After taking a year off following the T&S sale, Jim McCarthy was recruited by Sainsbury's as managing director of its growing chain of Local convenience stores working under chief executive Justin King.

But, after just two years, a string of family tragedies led to a change of direction.

"It was a great job, but I was up at 5.45am catching the train to London, getting back at 9.30pm or 10pm and working after dinner until the early hours – 1am or 1.30am. It meant my wife was having to deal with an awful lot – my mother-in-law died after a short illness, a nephew had a heart attack on the day of the funeral. For the first time in my career I took a decision that put my family first."

That involved leaving Sainsbury's to take on the job at Poundland, closer to home.

"I was my own chief executive, I had more oxygen here – more freedom.

"I was very lucky. I found a fantastic business with a unique offer."

Within four years the number of stores had doubled, and Poundland kept on growing. A huge warehouse at Springvale in Wolverhampton was followed by a third and then, in 2011, Poundland made the move into Southern Ireland.

That meant dealing in euros and coming up with a new name: Dealz.

Meanwhile the UK, and the rest of the world, had plunged into recession after the credit crunch of 2007/8.

Poundland, born in the recession of the 1990s, had proved to be a successful business in good times. In tough times it turned out to be a phenomenon.

Middle class shoppers suddenly started looking for value, trying to squeeze the best deal possible for their money. German supermarkets Aldi and Lidl started their own growth surge while Poundland started seeing a dramatic change in the nature of its customers.

The phrase "flight to value" was used to describe the move by the middle classes to shop at discount stores.

Poundland can now boast that around half of UK shoppers use its stores ever year.

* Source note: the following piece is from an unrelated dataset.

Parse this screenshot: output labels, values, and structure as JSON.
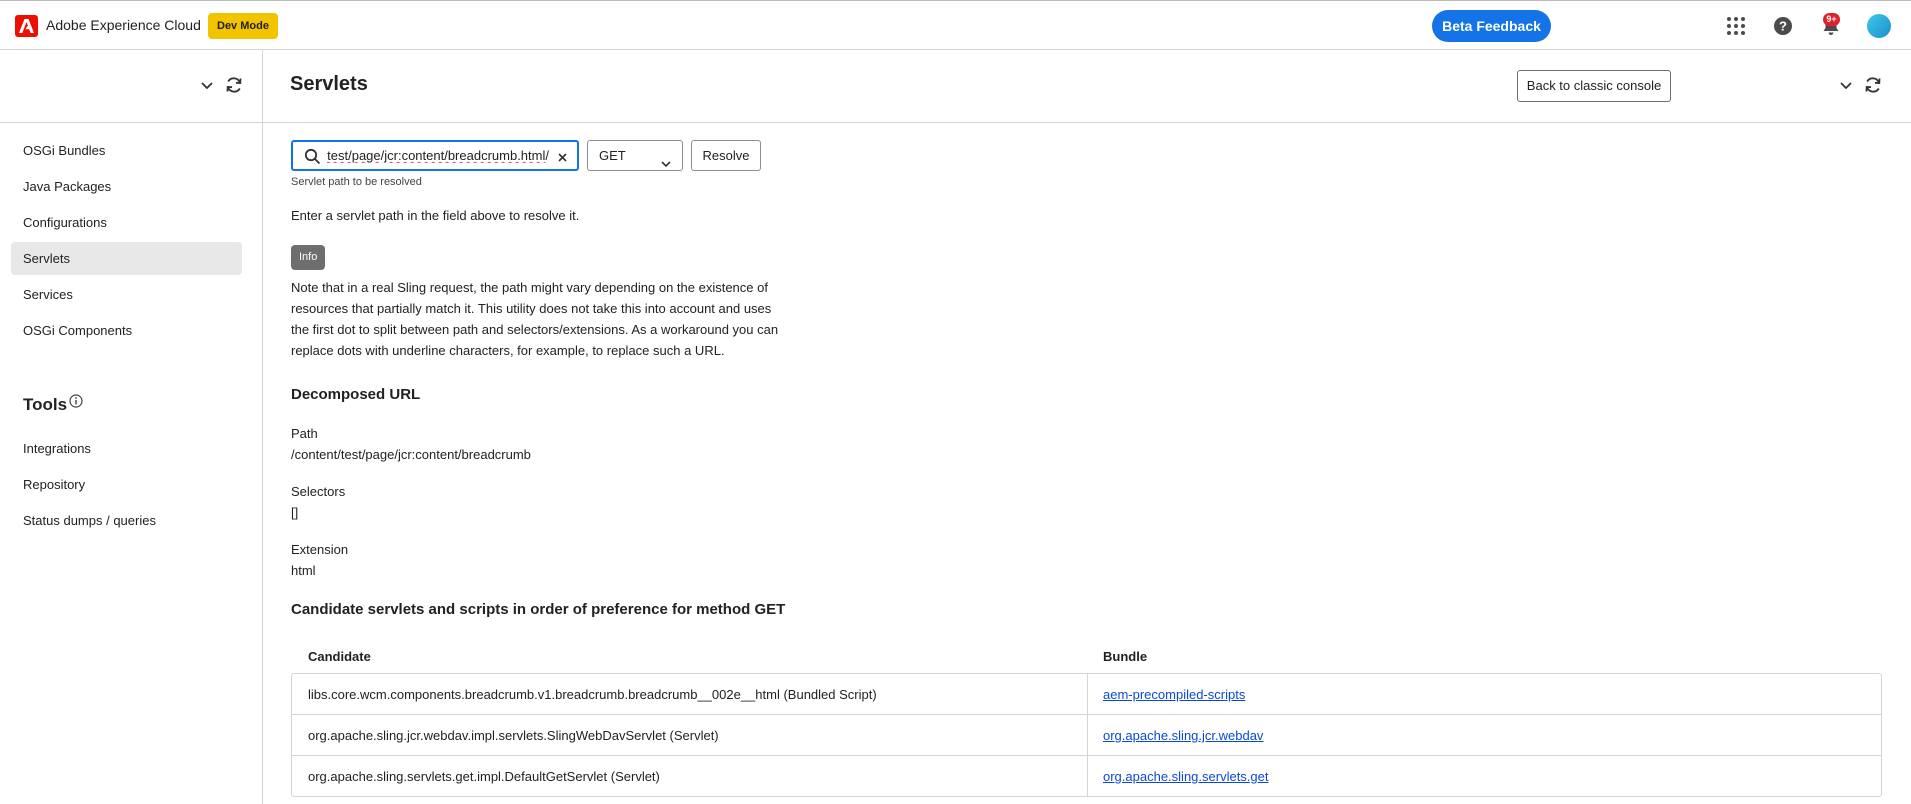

As the pound coins keep rolling in at the tills, Poundland has kept on growing – adding around 60 stores a year.

At some stage the company says it will launch an online operation, but it is clearly in no hurry. Its high street shops are still doing well, with sales continuing to rise.

In the meantime its owners have taken the company on to the London Stock Exchange, where its shares are currently worth more than £3 each. It is a move that sits Poundland among the heavy hitters of the UK's retail scene.

The company, which has become a go-to destination for fashionistas looking to get top brand make-up at bargain basement prices, has launched own-brand make-up and costume jewellery ranges.

It has also seen the success of its first celebrity endorsement deal, producing a hugely successful range of baking goods with actress, celebrity baker and Sixties icon Jane Asher.

The success of that venture has just resulted in the launch of a DIY range with Tommy Walsh, the TV builder who starred in BBC's popular Ground Force series.

As Poundland celebrates its first 25 years its momentum appears unstoppable. And that can only be good for shoppers.

At the same time last year it opened the first of its stores in Spain, in Torremolinos, under the Dealz brand used in Eire. That has been followed by around half a dozen more, three in Madrid, and Poundland aims to have 10 open by next year.

The success of the Spanish stores will lay the ground for Poundland's expansion elsewhere in Europe, although the company is keeping tight-lipped over which country is next on its list.

At the same time Poundland faces continual pressure to get the best value it can for its own money, ensuring that it can buy goods it can sell for £1 to give its customers the feeling of getting a good deal for their cash.

That has seen it securing deals with big names like Toblerone, Cadbury's and Thorntons to offer specially packaged Poundland versions of their usual products.